Back to Basics
by Nic Olson
Back to the basement of perpetual self-inflicted hunger. Back to the basement of crusty Daddy-Long-Legs decorating the latticed ceiling and once white-washed walls. After five months of theft (that is what it essentially was) I am leaving the comfortable confines of my parents’ home and have moved back into the grunge and the shadows that complement me so well.

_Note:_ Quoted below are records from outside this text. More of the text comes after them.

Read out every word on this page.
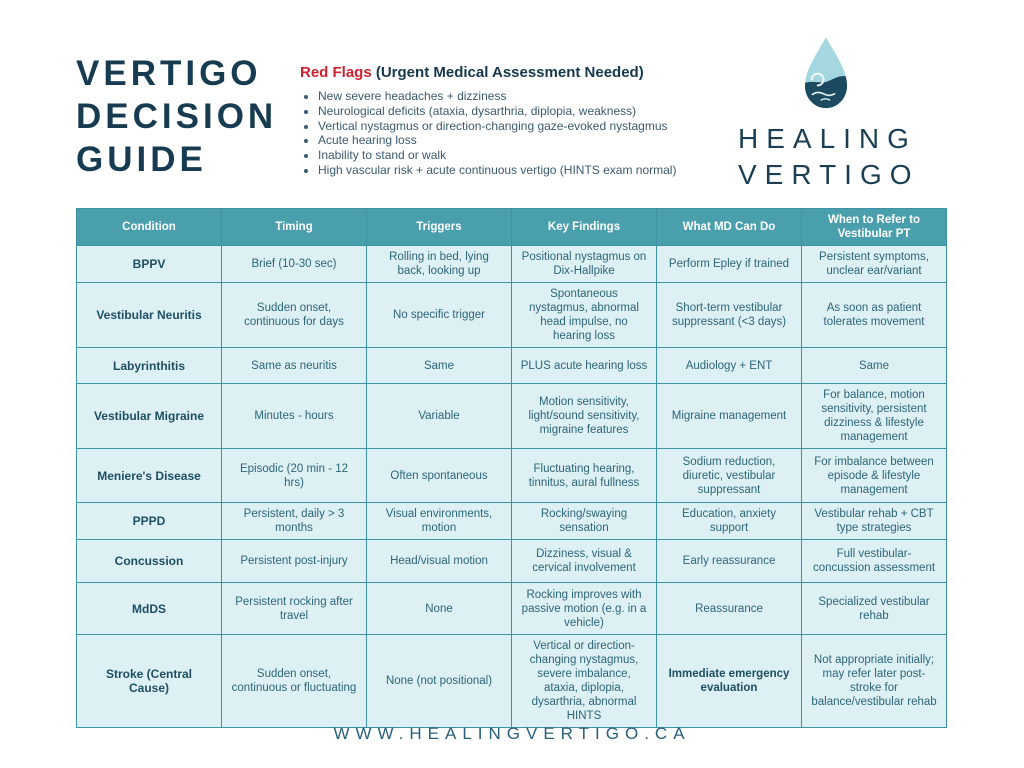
VERTIGO DECISION GUIDE
Red Flags (Urgent Medical Assessment Needed)
• New severe headaches + dizziness
• Neurological deficits (ataxia, dysarthria, diplopia, weakness)
• Vertical nystagmus or direction-changing gaze-evoked nystagmus
• Acute hearing loss
• Inability to stand or walk
• High vascular risk + acute continuous vertigo (HINTS exam normal)
HEALING
VERTIGO
Condition	Timing	Triggers	Key Findings	What MD Can Do	When to Refer to Vestibular PT
BPPV	Brief (10-30 sec)	Rolling in bed, lying back, looking up	Positional nystagmus on Dix-Hallpike	Perform Epley if trained	Persistent symptoms, unclear ear/variant
Vestibular Neuritis	Sudden onset, continuous for days	No specific trigger	Spontaneous nystagmus, abnormal head impulse, no hearing loss	Short-term vestibular suppressant (<3 days)	As soon as patient tolerates movement
Labyrinthitis	Same as neuritis	Same	PLUS acute hearing loss	Audiology + ENT	Same
Vestibular Migraine	Minutes - hours	Variable	Motion sensitivity, light/sound sensitivity, migraine features	Migraine management	For balance, motion sensitivity, persistent dizziness & lifestyle management
Meniere's Disease	Episodic (20 min - 12 hrs)	Often spontaneous	Fluctuating hearing, tinnitus, aural fullness	Sodium reduction, diuretic, vestibular suppressant	For imbalance between episode & lifestyle management
PPPD	Persistent, daily > 3 months	Visual environments, motion	Rocking/swaying sensation	Education, anxiety support	Vestibular rehab + CBT type strategies
Concussion	Persistent post-injury	Head/visual motion	Dizziness, visual & cervical involvement	Early reassurance	Full vestibular-concussion assessment
MdDS	Persistent rocking after travel	None	Rocking improves with passive motion (e.g. in a vehicle)	Reassurance	Specialized vestibular rehab
Stroke (Central Cause)	Sudden onset, continuous or fluctuating	None (not positional)	Vertical or direction-changing nystagmus, severe imbalance, ataxia, diplopia, dysarthria, abnormal HINTS	Immediate emergency evaluation	Not appropriate initially; may refer later post-stroke for balance/vestibular rehab
WWW.HEALINGVERTIGO.CA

I am willingly moving from a home with unlimited quantities of food, like the aisle in the heavenly supermarket that is lined with every food that you love, to a home where I purchase my own goods, and where my meals will not stray far from the staples of oatmeal, sandwiches and rice (also, coincidentally, three meals I have taught myself to love).

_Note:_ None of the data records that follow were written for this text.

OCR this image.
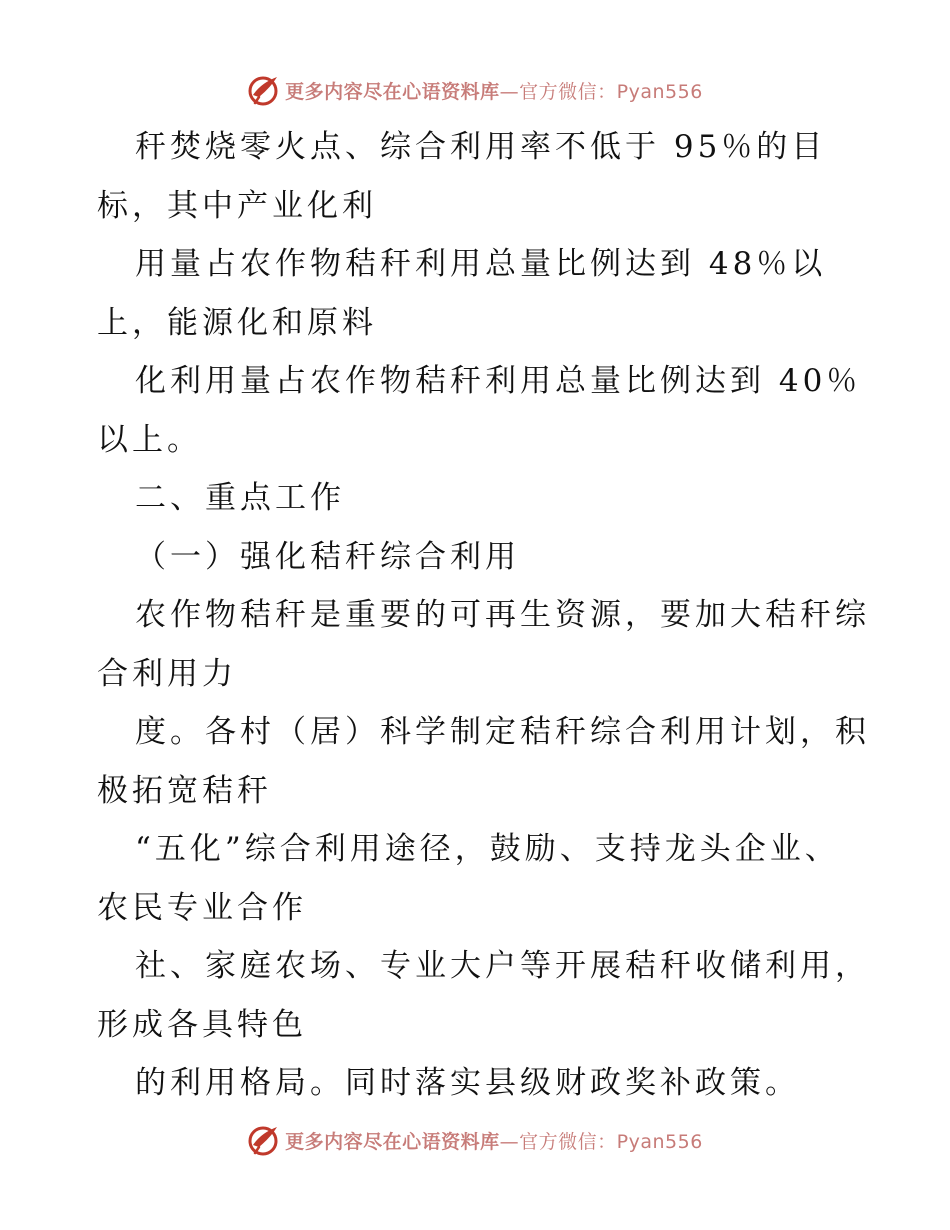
更多内容尽在心语资料库—官方微信：Pyan556
秆焚烧零火点、综合利用率不低于 95％的目
标，其中产业化利
用量占农作物秸秆利用总量比例达到 48％以
上，能源化和原料
化利用量占农作物秸秆利用总量比例达到 40％
以上。
二、重点工作
（一）强化秸秆综合利用
农作物秸秆是重要的可再生资源，要加大秸秆综
合利用力
度。各村（居）科学制定秸秆综合利用计划，积
极拓宽秸秆
“五化”综合利用途径，鼓励、支持龙头企业、
农民专业合作
社、家庭农场、专业大户等开展秸秆收储利用，
形成各具特色
的利用格局。同时落实县级财政奖补政策。
更多内容尽在心语资料库—官方微信：Pyan556
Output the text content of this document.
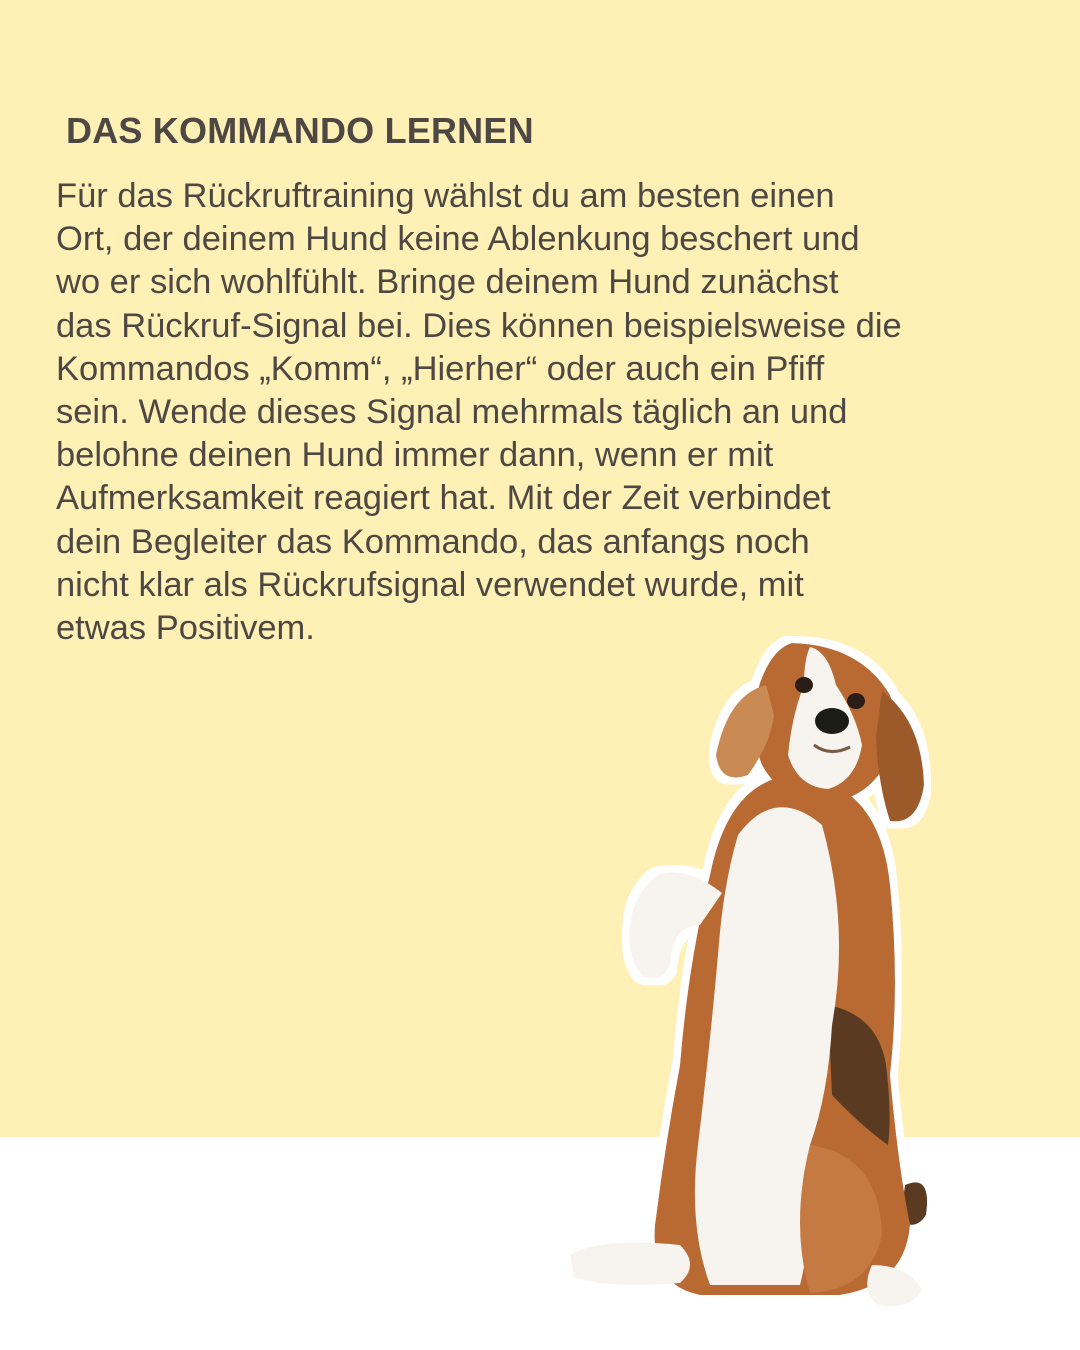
DAS KOMMANDO LERNEN

Für das Rückruftraining wählst du am besten einen
Ort, der deinem Hund keine Ablenkung beschert und
wo er sich wohlfühlt. Bringe deinem Hund zunächst
das Rückruf-Signal bei. Dies können beispielsweise die
Kommandos „Komm“, „Hierher“ oder auch ein Pfiff
sein. Wende dieses Signal mehrmals täglich an und
belohne deinen Hund immer dann, wenn er mit
Aufmerksamkeit reagiert hat. Mit der Zeit verbindet
dein Begleiter das Kommando, das anfangs noch
nicht klar als Rückrufsignal verwendet wurde, mit
etwas Positivem.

After somewhat successfully living on my own for two years, moving back in with the parents was a new level of pathetic that I hope to never repeat. The only complaints I have against my parents is that they cooked too much for me, didn’t get on my case enough and let me drive their cars when I wanted to. I need limits that I can break and gates that I can explode out of. I need to struggle like the settlers of our great nation, finding out ways to survive on my own, killing animals for food and growing my own vegetables. I need to be beaten down. Now, a different kind of pathetic defines me, one of choice and purpose. I will be pathetic my whole life, that is inevitable, but I must be pathetic on my own terms.
The simpleness of human beings is almost embarrassing. How sunlight and warmth bring out pleasant moods, how change of scenery can be reviving, how new opportunities bring a feeling of success, how relationships weigh so heavily. Even when I think I’ve got it figured out; that I can control myself to the point of being able to avoid being affected by outside stimuli, a brick wall of sorts, I am quickly humbled. How we claim to be far greater than other animals, who simply respond to their surroundings to survive, I don’t understand. Anatomically coldblooded human beings.
So in this time of change, seasonally and personally, renewal and refreshment is a choice. That, and being able to walk without crutches.
Back to simplicity and semi-poverty and basement-humid fungi and curtains for doors and sleeping on the floor. It feels right.